LORO E NOI - 31/10/2024
 
Il lieto fine

L’intelligenza artificiale generativa è un’innovazione tecnologica complessa, foriera di contraddizioni, come tutte le tecnologie nella società divisa in classi e specificatamente nel capitalismo.
Da un punto di vista dei rapporti sociali tra le classi, si inserisce nell’ambito dell’aumento della produttività, e quindi della possibile espulsione di forza lavoro, in spazi che prima non parevamo essere particolarmente interessati da questa dinamica. Tutta una serie di attività intellettuali, almeno potenzialmente, può adesso essere sottoposta alla dottrina degli aumenti di produttività e quindi interessata a decisi processi di licenziamento dei salariati.
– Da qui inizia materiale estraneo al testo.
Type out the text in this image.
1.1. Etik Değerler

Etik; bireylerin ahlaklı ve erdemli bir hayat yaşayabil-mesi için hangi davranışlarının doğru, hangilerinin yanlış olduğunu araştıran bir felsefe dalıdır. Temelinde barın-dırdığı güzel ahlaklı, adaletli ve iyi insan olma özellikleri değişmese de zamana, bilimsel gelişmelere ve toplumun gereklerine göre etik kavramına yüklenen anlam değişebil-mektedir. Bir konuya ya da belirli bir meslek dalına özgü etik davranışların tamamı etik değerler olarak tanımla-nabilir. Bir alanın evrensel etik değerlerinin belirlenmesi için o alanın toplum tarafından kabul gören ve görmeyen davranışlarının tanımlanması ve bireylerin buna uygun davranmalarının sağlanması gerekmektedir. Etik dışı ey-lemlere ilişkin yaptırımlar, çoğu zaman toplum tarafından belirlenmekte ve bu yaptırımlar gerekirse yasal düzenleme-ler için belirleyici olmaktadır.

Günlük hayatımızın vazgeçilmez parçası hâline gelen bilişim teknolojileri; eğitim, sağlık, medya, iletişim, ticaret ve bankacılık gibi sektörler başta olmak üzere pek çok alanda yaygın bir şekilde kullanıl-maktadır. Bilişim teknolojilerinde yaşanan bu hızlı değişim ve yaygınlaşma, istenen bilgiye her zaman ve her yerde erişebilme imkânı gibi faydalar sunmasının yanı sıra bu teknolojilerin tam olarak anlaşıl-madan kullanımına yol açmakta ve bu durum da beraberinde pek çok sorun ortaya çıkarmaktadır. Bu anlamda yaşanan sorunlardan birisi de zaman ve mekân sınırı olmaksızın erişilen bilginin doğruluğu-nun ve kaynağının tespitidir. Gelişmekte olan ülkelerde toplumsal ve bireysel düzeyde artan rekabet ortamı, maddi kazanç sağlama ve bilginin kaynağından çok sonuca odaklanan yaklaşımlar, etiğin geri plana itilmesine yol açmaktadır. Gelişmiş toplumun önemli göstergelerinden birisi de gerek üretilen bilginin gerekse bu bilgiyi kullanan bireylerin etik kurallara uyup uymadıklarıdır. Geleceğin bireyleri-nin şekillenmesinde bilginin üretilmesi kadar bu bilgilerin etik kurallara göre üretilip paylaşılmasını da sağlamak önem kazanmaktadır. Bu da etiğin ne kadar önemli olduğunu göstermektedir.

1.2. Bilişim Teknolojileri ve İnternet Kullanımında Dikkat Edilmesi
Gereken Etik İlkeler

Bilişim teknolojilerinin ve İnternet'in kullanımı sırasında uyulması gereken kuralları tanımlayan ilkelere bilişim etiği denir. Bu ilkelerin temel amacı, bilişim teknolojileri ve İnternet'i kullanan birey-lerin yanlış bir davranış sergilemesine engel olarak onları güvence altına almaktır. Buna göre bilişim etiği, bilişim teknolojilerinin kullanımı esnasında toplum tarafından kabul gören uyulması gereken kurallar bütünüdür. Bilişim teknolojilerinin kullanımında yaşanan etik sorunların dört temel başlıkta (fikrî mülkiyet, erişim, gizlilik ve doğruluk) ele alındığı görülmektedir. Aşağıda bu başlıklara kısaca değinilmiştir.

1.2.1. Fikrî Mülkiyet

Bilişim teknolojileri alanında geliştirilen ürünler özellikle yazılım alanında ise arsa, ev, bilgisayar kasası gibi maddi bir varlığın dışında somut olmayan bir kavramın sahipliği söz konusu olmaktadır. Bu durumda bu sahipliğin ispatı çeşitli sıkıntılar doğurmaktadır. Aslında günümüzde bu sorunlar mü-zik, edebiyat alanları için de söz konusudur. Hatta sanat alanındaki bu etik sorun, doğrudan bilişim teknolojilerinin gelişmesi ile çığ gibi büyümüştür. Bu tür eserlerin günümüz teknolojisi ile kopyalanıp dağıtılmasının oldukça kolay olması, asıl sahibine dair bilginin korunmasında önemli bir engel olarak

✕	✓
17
Questa possibilità attrae immense quantità di capitali, con promesse di ritorni economici non indifferenti, anche se non così certe come si potrebbe pensare.
Invece, da un punto di vista meramente tecnologico, l’intelligenza artificiale generativa è senza ombra di dubbio affascinante e così la pensa (o pensava?) uno dei suoi più famosi rappresentanti.
Stefano Feltri su Internazionale del 4 ottobre si sofferma brevemente sulla figura di Samuel Harris Altman tra i co-fondatori di OpenAI: «diceva di essere già ricco, per questo fondava un ente non profit che puntava a sviluppare una nuova tecnologia, solo per il bene dell’umanità. Il giovane Sam si diceva pronto a farsi regolare dalla politica, per evitare l’estinzione della specie umana, e a studiare un reddito universale per chi avesse perso il lavoro per effetto dell’automazione portata dai nuovi algoritmi».
Poi però, lo stesso Feltri riconosce che “la favola è finita”. OpenAI è stata acquisita dal colosso Microsoft: «Uno dopo l’altro i sognatori delle origini se ne sono andati. Ora la OpenAI raccoglie investitori come ogni startup che sogna la quotazione in borsa (vale già 150 miliardi di dollari)».
Un sogno bruciato dalla realtà, verrebbe da dire, ma trattasi del destino di tutte le imprese che, se funzionano, non possono far altro che attirare ingenti quantità di investimenti, essere vittima dei processi di concentrazione, non sfuggire in alcun modo alle logiche del capitale.
E così nel capitalismo le anime belle si trasformano in pragmatici dirigenti, le società innovative che dovrebbero cambiare il mondo diventano aziende normali e le più promettenti tecnologie, frutto elevato dell’ingegno umano, si trasfigurano in mere merci. Quando al prossimo giro ci troveremo di fronte all’ennesima tecnologia “innovativa e rivoluzionaria” presentata come una bella favola, sappiamo già quale sarà il suo “lieto” fine.